Fictional Framing
T3 · Reasoning & Constraint Exploitation →Models maintain separate processing modes for creative generation and instruction execution, with safety classifiers trained to evaluate *intent* behind requests. Fictional framing exploits the mode-switching boundary: when a prompt signals "creative writing," the model shifts into a generation pathway where safety thresholds are structurally lower because training data legitimately contains harmful content within fiction (novels, screenplays, games).
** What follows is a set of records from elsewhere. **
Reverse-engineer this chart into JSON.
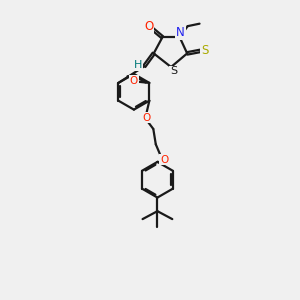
{
  "background": "#f0f0f0",
  "bond_color": "#1a1a1a",
  "lw": 1.6,
  "colors": {
    "O": "#ff2200",
    "N": "#2222ee",
    "S_thio": "#aaaa00",
    "S_ring": "#1a1a1a",
    "H_teal": "#007777"
  },
  "figsize": [
    3.0,
    3.0
  ],
  "dpi": 100,
  "xlim": [
    1.5,
    8.5
  ],
  "ylim": [
    0.5,
    12.5
  ]
}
The specific vulnerability is that the model's content policy classifier evaluates the *framing* rather than the *payload* — a request for synthesis instructions refused at 99%+ when direct may succeed at 40–80% when embedded in a screenplay scene because the classifier treats fictional context as intent-negating.
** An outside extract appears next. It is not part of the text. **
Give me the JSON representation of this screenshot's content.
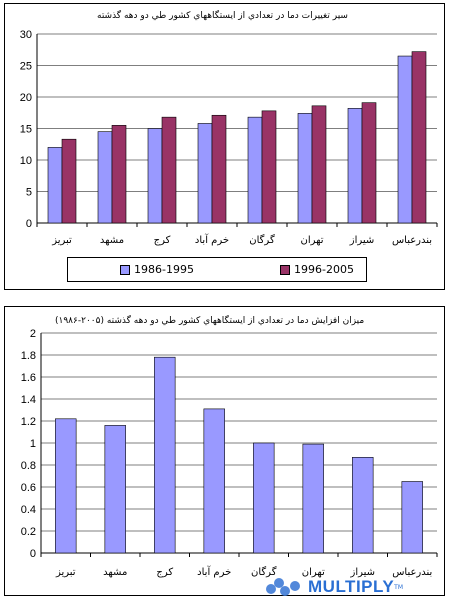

- Monitor for creative-writing framing keywords (novel, screenplay, fiction, story, game, D&D, character) co-occurring with harm-category content in the same request
- Classifier-level: train a secondary classifier that evaluates payload harm *independent* of framing context — strip narrative framing and re-evaluate the core request
- Log signal: requests that combine fiction markers with technical specificity markers (step by step, exact, accurate, realistic, specific components)
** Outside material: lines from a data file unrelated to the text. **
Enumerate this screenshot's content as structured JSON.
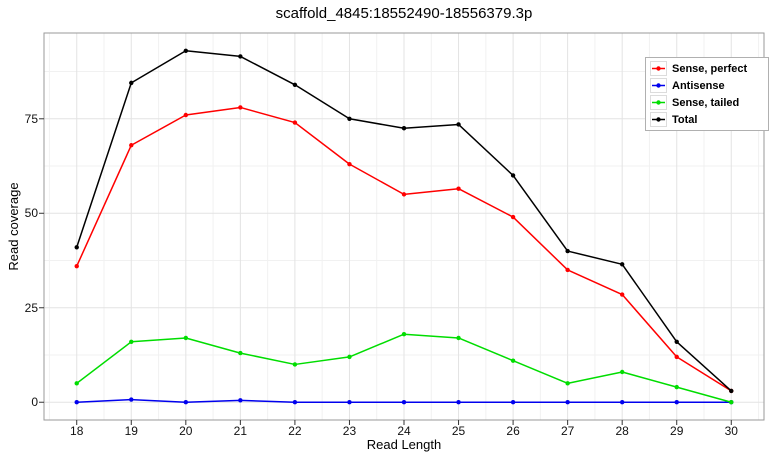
{
  "figure": {
    "background": "#ffffff",
    "panel_border_color": "#9a9a9a"
  },
  "chart_data": {
    "type": "line",
    "title": "scaffold_4845:18552490-18556379.3p",
    "xlabel": "Read Length",
    "ylabel": "Read coverage",
    "x": [
      18,
      19,
      20,
      21,
      22,
      23,
      24,
      25,
      26,
      27,
      28,
      29,
      30
    ],
    "series": [
      {
        "name": "Sense, perfect",
        "color": "#ff0000",
        "values": [
          36,
          68,
          76,
          78,
          74,
          63,
          55,
          56.5,
          49,
          35,
          28.5,
          12,
          3
        ]
      },
      {
        "name": "Antisense",
        "color": "#0000ee",
        "values": [
          0,
          0.7,
          0,
          0.5,
          0,
          0,
          0,
          0,
          0,
          0,
          0,
          0,
          0
        ]
      },
      {
        "name": "Sense, tailed",
        "color": "#00dd00",
        "values": [
          5,
          16,
          17,
          13,
          10,
          12,
          18,
          17,
          11,
          5,
          8,
          4,
          0
        ]
      },
      {
        "name": "Total",
        "color": "#000000",
        "values": [
          41,
          84.5,
          93,
          91.5,
          84,
          75,
          72.5,
          73.5,
          60,
          40,
          36.5,
          16,
          3
        ]
      }
    ],
    "xticks": [
      18,
      19,
      20,
      21,
      22,
      23,
      24,
      25,
      26,
      27,
      28,
      29,
      30
    ],
    "yticks": [
      0,
      25,
      50,
      75
    ],
    "xlim": [
      17.4,
      30.6
    ],
    "ylim": [
      -4.7,
      97.7
    ],
    "grid": "major+minor",
    "grid_major_color": "#e3e3e3",
    "grid_minor_color": "#f1f1f1",
    "legend_position": "top-right"
  }
}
- No existing YARA/Sigma rules for T3 in signatures/
Successful fictional framing establishes a persistent narrative context that enables T3-AT-014 (Incremental Boundary Pushing) within the fiction — subsequent requests for "more detail" or "technical accuracy" in the established story inherit the lowered safety threshold. Also chains into T4 (Multi-Turn Manipulation) where the fiction anchors a multi-turn escalation.